California: You have two dreamlands in your book—an eponymous swimming pool in Portsmouth, Ohio, and a small town in Mexico—and you talk about them as representing the waning and waxing of the American dream.

SQ: I named the book Dreamland for this pool in Portsmouth, Ohio, that was not just a place to have fun in the summer, the pool, but the place where everybody grew up under watchful eyes. Portsmouth is almost like a stand-in for the country in a lot of ways. It was a classic rust-belt town. It lost a lot of jobs, its population, its Main Street, and finally in 1993, its prize pool. Walmart became the only place to ever see people, and as the town lost its girding, drugs moved in.

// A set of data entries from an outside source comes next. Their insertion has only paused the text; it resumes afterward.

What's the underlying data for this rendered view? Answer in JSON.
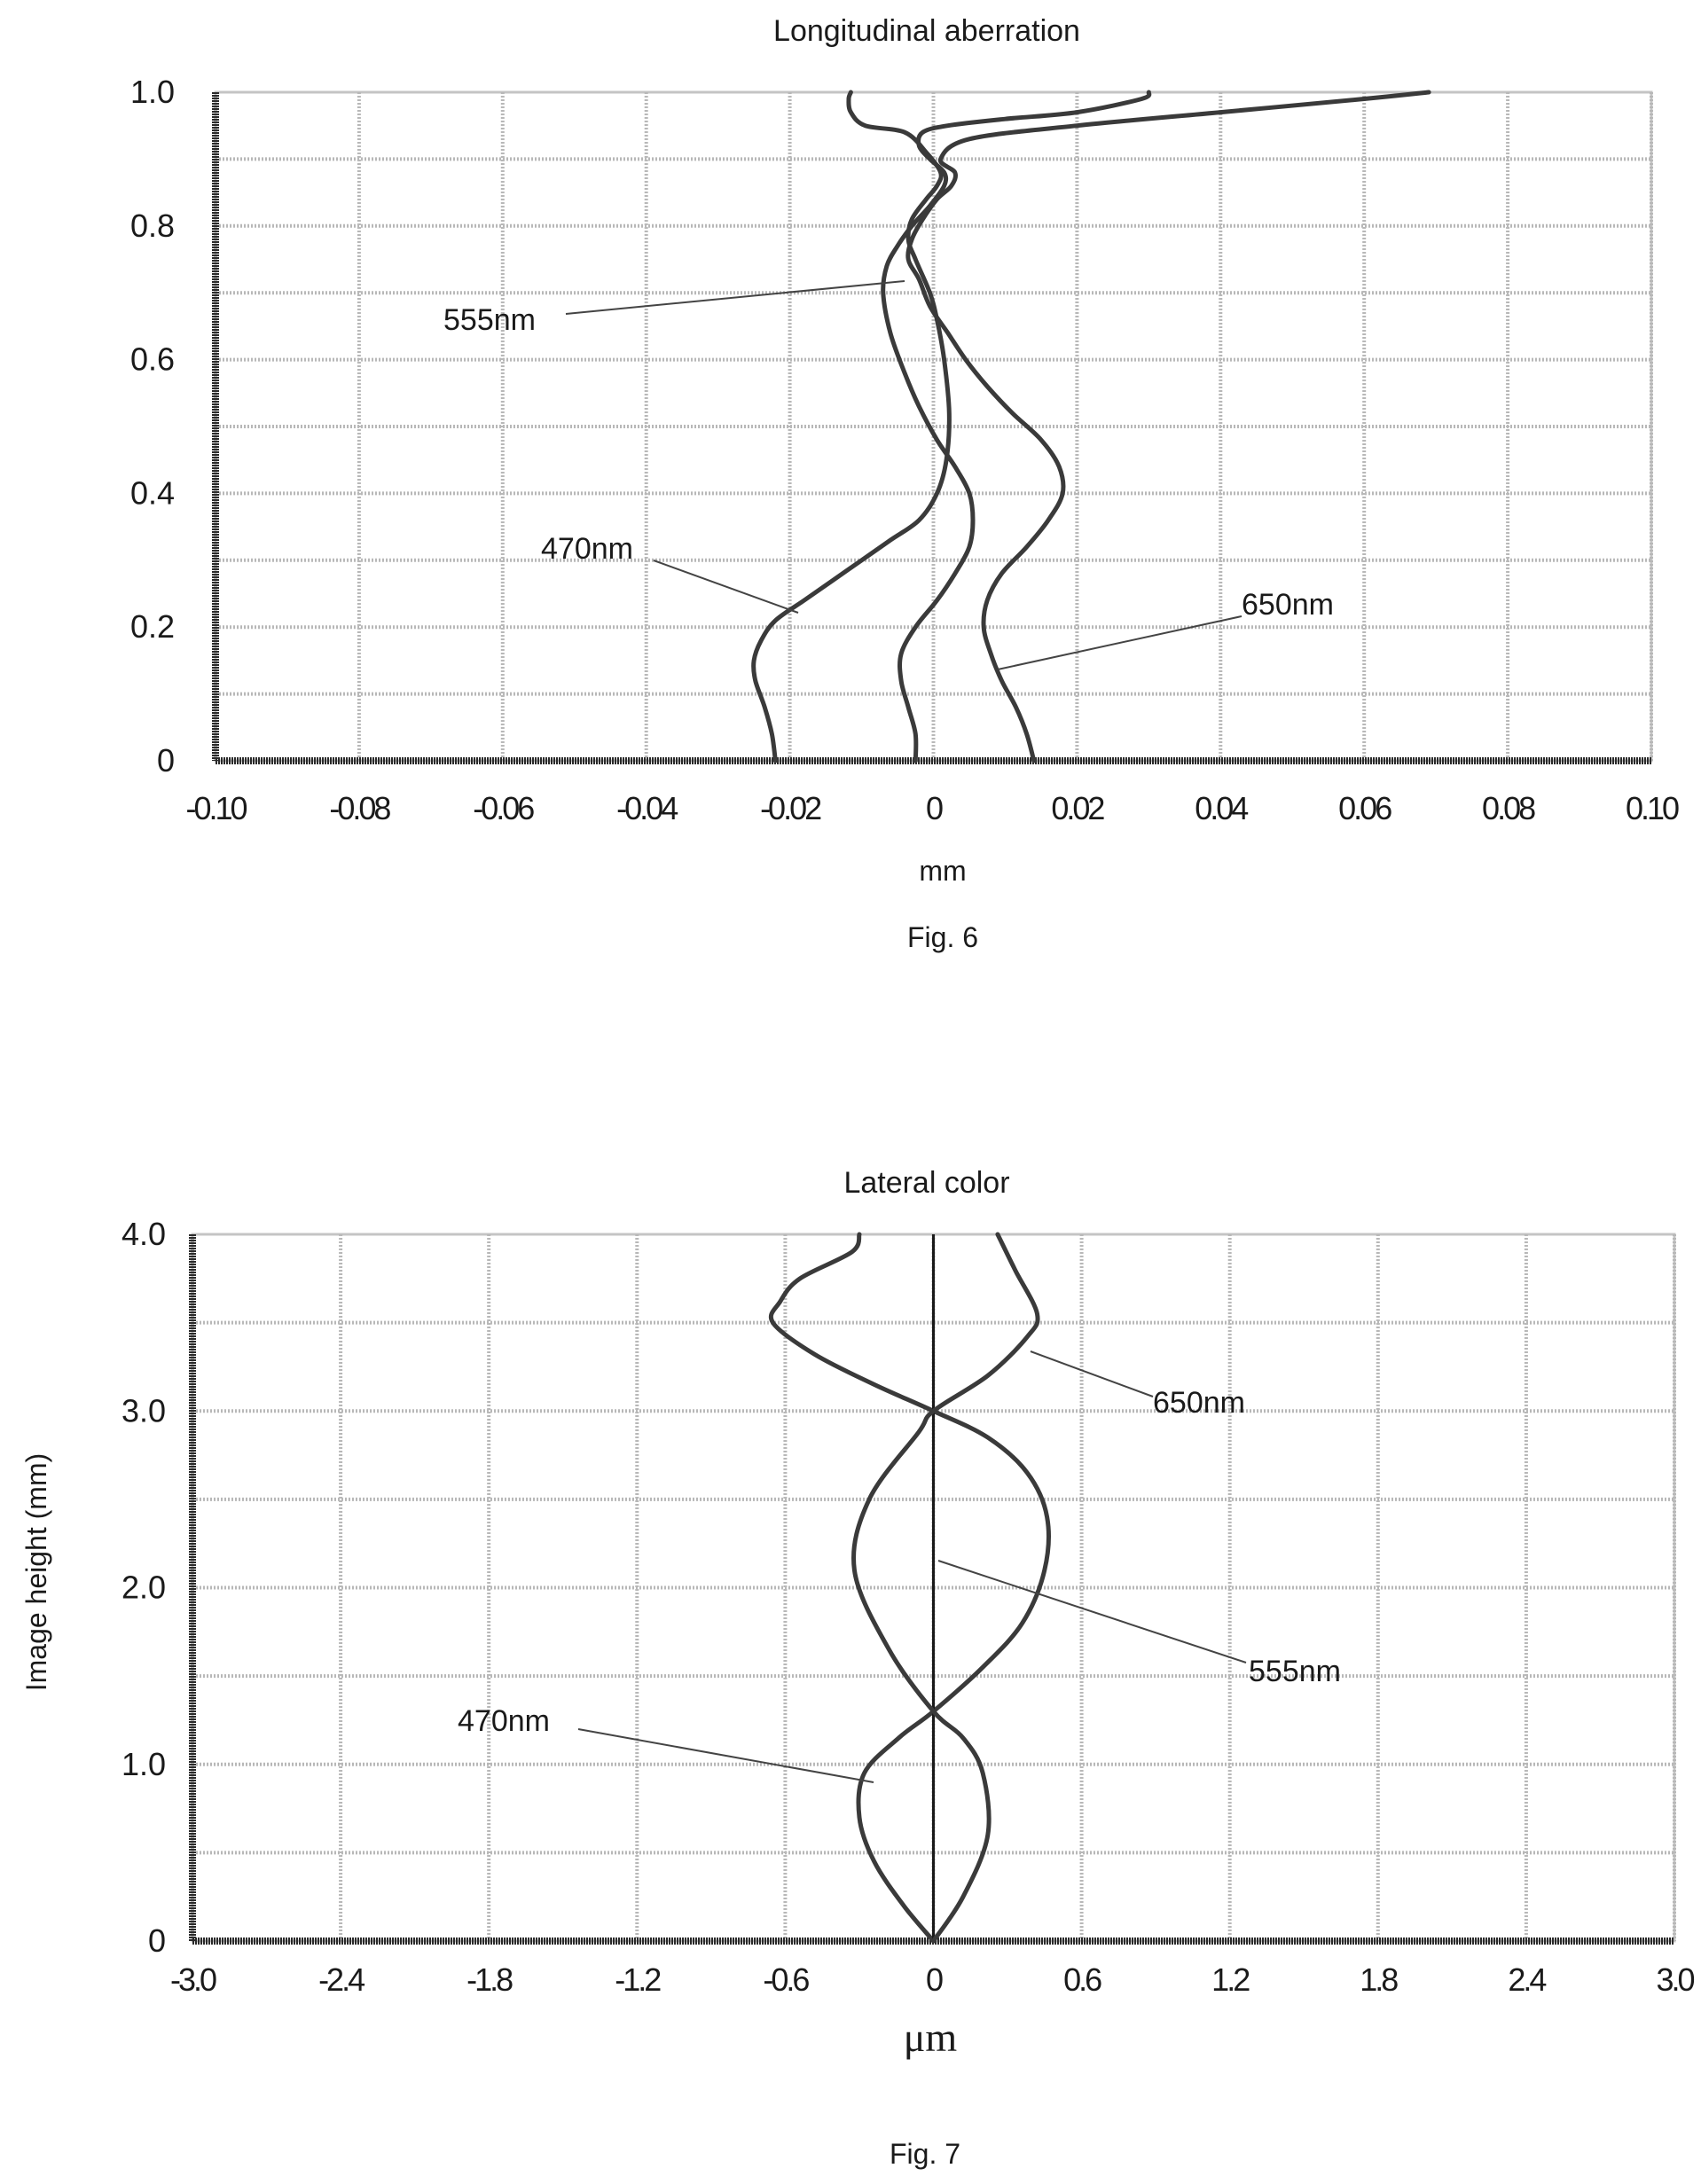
{
  "chart_data": [
    {
      "type": "line",
      "title": "Longitudinal aberration",
      "xlabel": "mm",
      "ylabel": "",
      "caption": "Fig. 6",
      "xlim": [
        -0.1,
        0.1
      ],
      "ylim": [
        0,
        1.0
      ],
      "x_ticks": [
        -0.1,
        -0.08,
        -0.06,
        -0.04,
        -0.02,
        0,
        0.02,
        0.04,
        0.06,
        0.08,
        0.1
      ],
      "x_tick_labels": [
        "-0.10",
        "-0.08",
        "-0.06",
        "-0.04",
        "-0.02",
        "0",
        "0.02",
        "0.04",
        "0.06",
        "0.08",
        "0.10"
      ],
      "y_ticks": [
        0,
        0.2,
        0.4,
        0.6,
        0.8,
        1.0
      ],
      "y_tick_labels": [
        "0",
        "0.2",
        "0.4",
        "0.6",
        "0.8",
        "1.0"
      ],
      "grid": true,
      "series": [
        {
          "name": "470nm",
          "x": [
            -0.022,
            -0.0225,
            -0.0235,
            -0.0248,
            -0.025,
            -0.024,
            -0.022,
            -0.018,
            -0.014,
            -0.01,
            -0.006,
            -0.002,
            0.0005,
            0.0018,
            0.0022,
            0.0015,
            0.0005,
            -0.0005,
            -0.0025,
            -0.0035,
            -0.003,
            -0.001,
            0.0005,
            0.001,
            -0.001,
            -0.004,
            -0.0095,
            -0.0115,
            -0.0118,
            -0.0115
          ],
          "y": [
            0.0,
            0.04,
            0.08,
            0.12,
            0.15,
            0.18,
            0.21,
            0.24,
            0.27,
            0.3,
            0.33,
            0.36,
            0.4,
            0.45,
            0.52,
            0.6,
            0.66,
            0.7,
            0.75,
            0.78,
            0.81,
            0.84,
            0.86,
            0.88,
            0.91,
            0.94,
            0.95,
            0.97,
            0.99,
            1.0
          ]
        },
        {
          "name": "555nm",
          "x": [
            -0.0025,
            -0.0025,
            -0.0035,
            -0.0045,
            -0.0045,
            -0.0025,
            0.0005,
            0.003,
            0.005,
            0.0055,
            0.005,
            0.003,
            0.0005,
            -0.002,
            -0.004,
            -0.006,
            -0.007,
            -0.0065,
            -0.005,
            -0.003,
            -0.0005,
            0.0015,
            0.0015,
            -0.0005,
            -0.002,
            -0.0015,
            0.002,
            0.01,
            0.02,
            0.029,
            0.03
          ],
          "y": [
            0.0,
            0.04,
            0.08,
            0.12,
            0.16,
            0.2,
            0.24,
            0.28,
            0.32,
            0.36,
            0.4,
            0.44,
            0.48,
            0.53,
            0.58,
            0.64,
            0.7,
            0.74,
            0.77,
            0.8,
            0.83,
            0.86,
            0.88,
            0.9,
            0.92,
            0.94,
            0.95,
            0.96,
            0.97,
            0.99,
            1.0
          ]
        },
        {
          "name": "650nm",
          "x": [
            0.014,
            0.013,
            0.0115,
            0.0095,
            0.008,
            0.007,
            0.0075,
            0.0095,
            0.013,
            0.016,
            0.018,
            0.0175,
            0.015,
            0.011,
            0.0075,
            0.0045,
            0.002,
            -0.0005,
            -0.002,
            -0.0035,
            -0.003,
            -0.0015,
            0.0005,
            0.0025,
            0.003,
            0.001,
            0.005,
            0.02,
            0.04,
            0.06,
            0.069
          ],
          "y": [
            0.0,
            0.04,
            0.08,
            0.12,
            0.16,
            0.2,
            0.24,
            0.28,
            0.32,
            0.36,
            0.4,
            0.44,
            0.48,
            0.52,
            0.56,
            0.6,
            0.64,
            0.68,
            0.72,
            0.75,
            0.78,
            0.81,
            0.84,
            0.86,
            0.88,
            0.9,
            0.93,
            0.95,
            0.97,
            0.99,
            1.0
          ]
        }
      ]
    },
    {
      "type": "line",
      "title": "Lateral color",
      "xlabel": "μm",
      "ylabel": "Image height (mm)",
      "caption": "Fig. 7",
      "xlim": [
        -3.0,
        3.0
      ],
      "ylim": [
        0,
        4.0
      ],
      "x_ticks": [
        -3.0,
        -2.4,
        -1.8,
        -1.2,
        -0.6,
        0,
        0.6,
        1.2,
        1.8,
        2.4,
        3.0
      ],
      "x_tick_labels": [
        "-3.0",
        "-2.4",
        "-1.8",
        "-1.2",
        "-0.6",
        "0",
        "0.6",
        "1.2",
        "1.8",
        "2.4",
        "3.0"
      ],
      "y_ticks": [
        0,
        1.0,
        2.0,
        3.0,
        4.0
      ],
      "y_tick_labels": [
        "0",
        "1.0",
        "2.0",
        "3.0",
        "4.0"
      ],
      "grid": true,
      "series": [
        {
          "name": "470nm",
          "x": [
            0.0,
            -0.12,
            -0.24,
            -0.3,
            -0.28,
            -0.14,
            0.0,
            0.2,
            0.36,
            0.45,
            0.46,
            0.38,
            0.22,
            0.0,
            -0.24,
            -0.48,
            -0.65,
            -0.62,
            -0.54,
            -0.33,
            -0.3
          ],
          "y": [
            0.0,
            0.2,
            0.45,
            0.7,
            0.95,
            1.15,
            1.3,
            1.55,
            1.8,
            2.1,
            2.4,
            2.65,
            2.85,
            3.0,
            3.15,
            3.32,
            3.5,
            3.62,
            3.75,
            3.9,
            4.0
          ]
        },
        {
          "name": "555nm",
          "x": [
            0.0,
            0.0,
            0.0,
            0.0,
            0.0
          ],
          "y": [
            0.0,
            1.0,
            2.0,
            3.0,
            4.0
          ]
        },
        {
          "name": "650nm",
          "x": [
            0.0,
            0.12,
            0.22,
            0.2,
            0.12,
            0.0,
            -0.18,
            -0.32,
            -0.26,
            -0.06,
            0.0,
            0.22,
            0.38,
            0.42,
            0.33,
            0.26
          ],
          "y": [
            0.0,
            0.25,
            0.6,
            0.95,
            1.15,
            1.3,
            1.65,
            2.1,
            2.5,
            2.88,
            3.0,
            3.2,
            3.42,
            3.55,
            3.8,
            4.0
          ]
        }
      ]
    }
  ]
}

Meanwhile, in Xalisco, drug money is leveling the social playing field. People who were poor, who were once disrespected in the street or in the shops, now have heroin money. They return as kings, the envy of other men. This dreamland lasts for as long as the money holds out, and then they go back and earn more, driving around cities in the U.S. with their mouths filled with little balloons of heroin.

California: The book has many threads and is richly reported and researched—no surprise considering your background. What seemed particularly distinctive, to me at least, was your compassionate treatment of everyone on both sides of the drug transaction.

SQ: The more journalism you do, the more you realize that everybody has a motive, and the motive can be really powerful and really understandable. For about a year when I was an undergrad at Berkeley, I did have this kind of crusader’s idea of what journalism should be. The muckrakers have their point. But I feel that once you take sides, your stories become more one-dimensional. To tell great stories, you cannot blink when someone you had come to believe was noble turns out to have another side to him. The side that makes him human.

From the Fall 2015 Questions of Race issue of California.